[mvapich-discuss] problem on mvapich2-1.8.1 checkpoint/restart with BLCR

Suja Ramachandran sujaram at igcar.gov.in
Tue Feb 26 02:25:36 EST 2013


Hi,

I am running the program across two nodes with host names ib2c1 and 
ib2c2 (with IB connectivity).I am using the command
/share/apps/mvapich2-1.9a2/bin/mpirun_rsh  -np 8 -hostfile ./hostfile 
MV2_CKPT_FILE=./mvapichckpt MV2_DEBUG_FT_VERBOSE=2 ./vector

(where both /share/apps and my current working directory are shared via NFS)

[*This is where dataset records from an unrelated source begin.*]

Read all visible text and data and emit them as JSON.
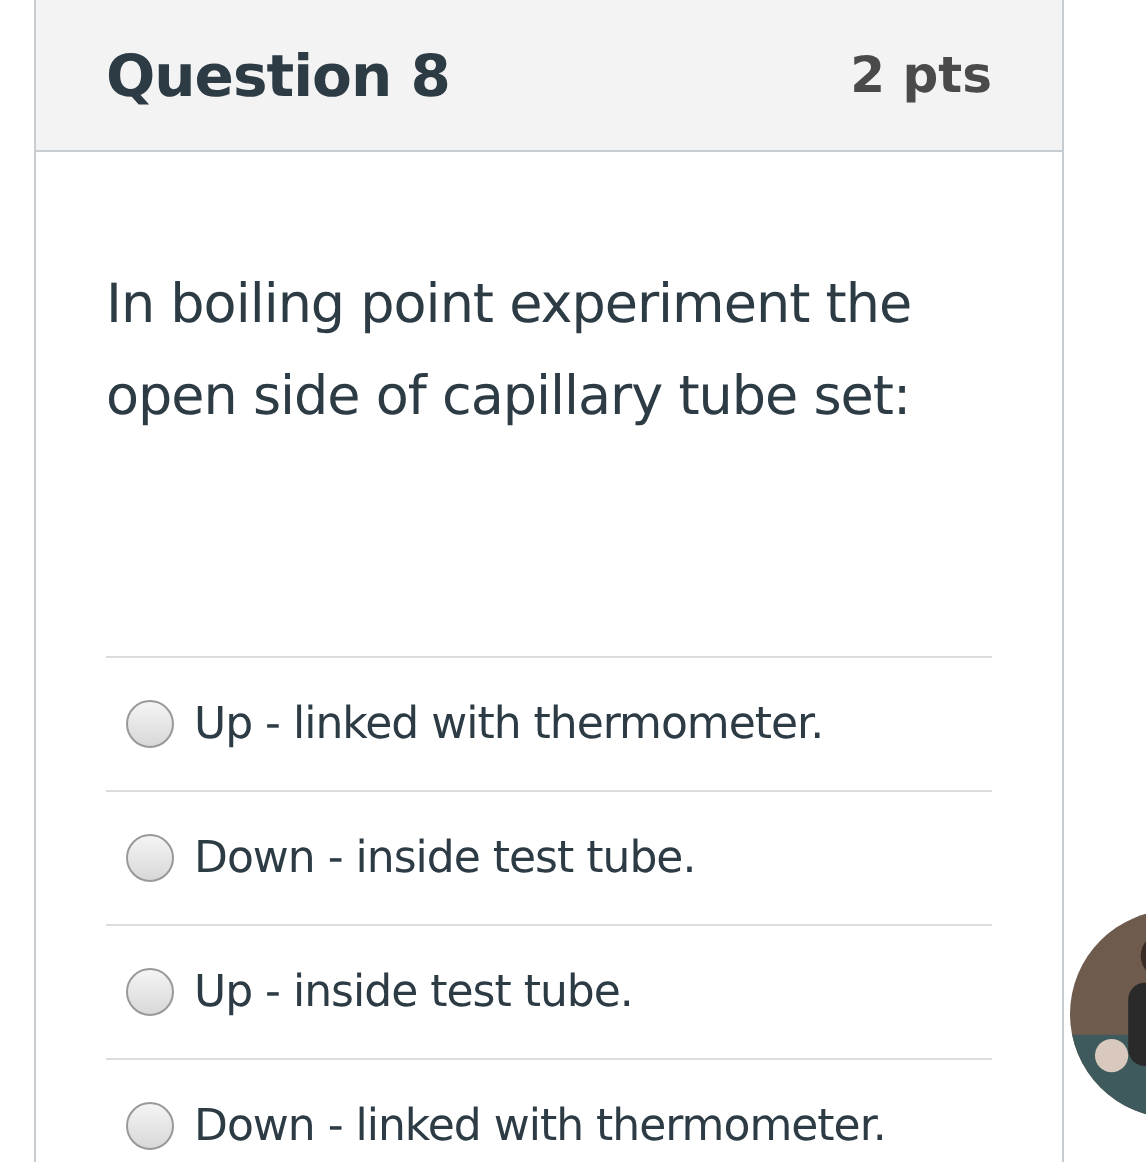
{
  "question": {
    "title": "Question 8",
    "points": "2 pts",
    "text": "In boiling point experiment the open side of capillary tube set:"
  },
  "answers": [
    {
      "label": "Up - linked with thermometer.",
      "selected": false
    },
    {
      "label": "Down - inside test tube.",
      "selected": false
    },
    {
      "label": "Up - inside test tube.",
      "selected": false
    },
    {
      "label": "Down - linked with thermometer.",
      "selected": false
    }
  ]
}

  While taking  a single checkpoint using mv2_checkpoint utility, the 
checkpoint files are created without any error, and the program continue 
its execution till the end. At the end, after the job completion, the 
error messages are appearing as shown below..

[b2c2.local:mpi_rank_1][error_sighandler] Caught error: Segmentation 
fault (signal 11)
[b2c2.local:mpispawn_1][readline] Unexpected End-Of-File on file 
descriptor 11. MPI process died?
[b2c2.local:mpispawn_1][mtpmi_processops] Error while reading PMI 
socket. MPI process died?
[b2c1.local:mpi_rank_4][error_sighandler] Caught error: Segmentation 
fault (signal 11)
[b2c1.local:mpi_rank_2][error_sighandler] Caught error: Segmentation 
fault (signal 11)
[b2c1.local:mpi_rank_6][error_sighandler] Caught error: Segmentation 
fault (signal 11)
[b2c1.local:mpispawn_0][readline] Unexpected End-Of-File on file 
descriptor 11. MPI process died?
[b2c1.local:mpispawn_0][mtpmi_processops] Error while reading PMI 
socket. MPI process died?
[b2c1.local:mpi_rank_0][error_sighandler] Caught error: Segmentation 
fault (signal 11)
[b2c2.local:mpispawn_1][child_handler] MPI process (rank: 1, pid: 21164) 
terminated with signal 11 -> abort job
[b2c1.local:mpispawn_0][child_handler] MPI process (rank: 0, pid: 8026) 
terminated with signal 11 -> abort job
[b2c1.local:mpirun_rsh][process_mpispawn_connection] mpispawn_1 from 
node ib2c2 aborted: Error while reading a PMI socket (4)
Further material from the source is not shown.